ST. LOUIS (CN) – St. Louis County public defenders who say they have too many cases to guarantee criminal defendants’ rights to effective counsel should have their claims heard by Missouri’s highest court, a state appeals court ruled Wednesday. 

In January, the St. Louis County Trial Office requested a conference to discuss the challenges facing 16 of the 20 public defenders in the office who said they were so overburdened they could not properly represent their clients.

After meetings between officials to discuss how to reduce their caseloads, St. Louis County Circuit Judge Douglas Beach agreed in March that the public defenders had too many cases and ruled that private attorneys should take on some lower-level cases to relieve them. 

But the Missouri Court of Appeals in St. Louis found Wednesday that Beach should not have treated the claims as “court-tried” civil actions. Instead, administrative proceedings should be held to deal with caseload concerns under state law, Judge James Dowd wrote in the 14-page opinion. 

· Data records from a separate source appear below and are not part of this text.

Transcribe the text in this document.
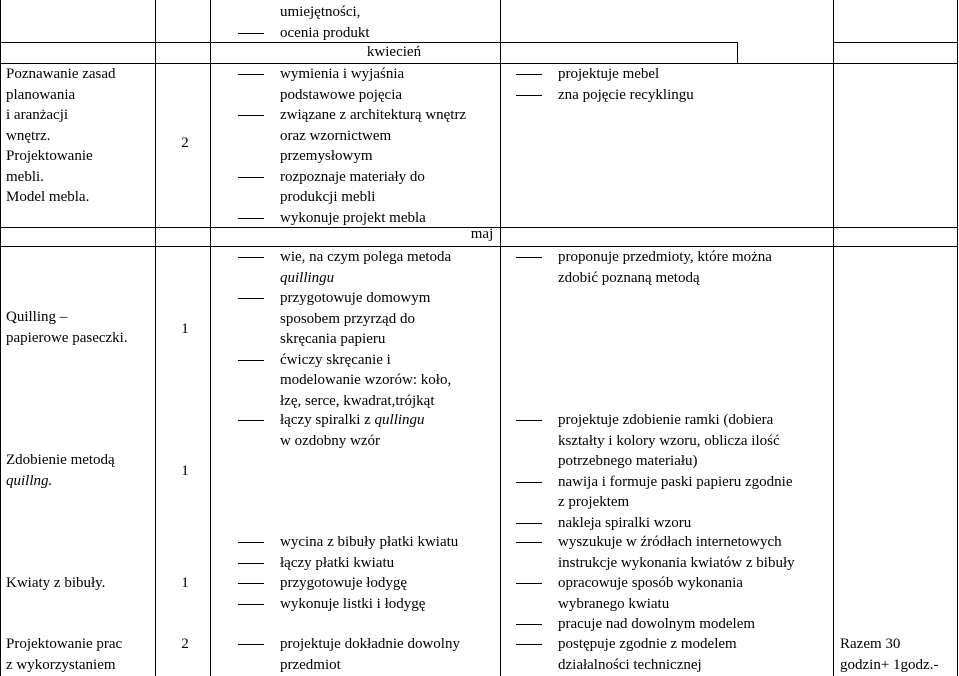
umiejętności,
ocenia produkt
kwiecień
maj
Poznawanie zasad
planowania
i aranżacji
wnętrz.
Projektowanie
mebli.
Model mebla.
2
wymienia i wyjaśnia
podstawowe pojęcia
związane z architekturą wnętrz
oraz wzornictwem
przemysłowym
rozpoznaje materiały do
produkcji mebli
wykonuje projekt mebla
projektuje mebel
zna pojęcie recyklingu
Quilling –
papierowe paseczki.
1
wie, na czym polega metoda
quillingu
przygotowuje domowym
sposobem przyrząd do
skręcania papieru
ćwiczy skręcanie i
modelowanie wzorów: koło,
łzę, serce, kwadrat,trójkąt
proponuje przedmioty, które można
zdobić poznaną metodą
Zdobienie metodą
quillng.
1
łączy spiralki z qullingu
w ozdobny wzór
projektuje zdobienie ramki (dobiera
kształty i kolory wzoru, oblicza ilość
potrzebnego materiału)
nawija i formuje paski papieru zgodnie
z projektem
nakleja spiralki wzoru
Kwiaty z bibuły.	1
wycina z bibuły płatki kwiatu
łączy płatki kwiatu
przygotowuje łodygę
wykonuje listki i łodygę
wyszukuje w źródłach internetowych
instrukcje wykonania kwiatów z bibuły
opracowuje sposób wykonania
wybranego kwiatu
pracuje nad dowolnym modelem
Projektowanie prac
z wykorzystaniem
2	projektuje dokładnie dowolny
przedmiot
postępuje zgodnie z modelem
działalności technicznej
Razem 30
godzin+ 1godz.-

“Public defender caseload concerns would almost certainly be better addressed by the legislature through budgetary action or by enacting statutory caseload protocols or standards rather than by tasking the judicial branch with the potentially overwhelming responsibility of considering case by case whether each individual public defender who claims a caseload issue will in fact be unable to provide effective assistance of counsel,” Dowd added.

Under normal circumstances, the appeals court said it would rule to send the case back to the trial court and direct the presiding judge to handle the public defenders’ claims under Missouri’s Administrative Procedure Act and other state laws.

But given the “general interest and importance,” the court decided to transfer the case to the Missouri Supreme Court under rules of civil procedure. 

Michael Barrett, director of the Missouri Public Defender System, said he could not comment on pending litigation. The 21st District Defender Stephen Reynolds was not available for comment.

Chief Judge Lisa Page and Judge Kurt Odenwald joined Dowd’s opinion. 

The case is a small part of a broader crisis in the state’s public defender system. 

The Sixth Amendment of the U.S. Constitution guarantees criminal defendants the right to an attorney even if they cannot afford one. In Missouri, the situation for state public defenders has become so dire that they have refused to represent defendants.

The American Civil Liberties Union filed a class action last year alleging that the state’s justice system is at breaking point. The group claimed defendants are being deprived of constitutional guarantees that were enshrined in the landmark 1963 U.S. Supreme Court case Gideon v. Wainwright.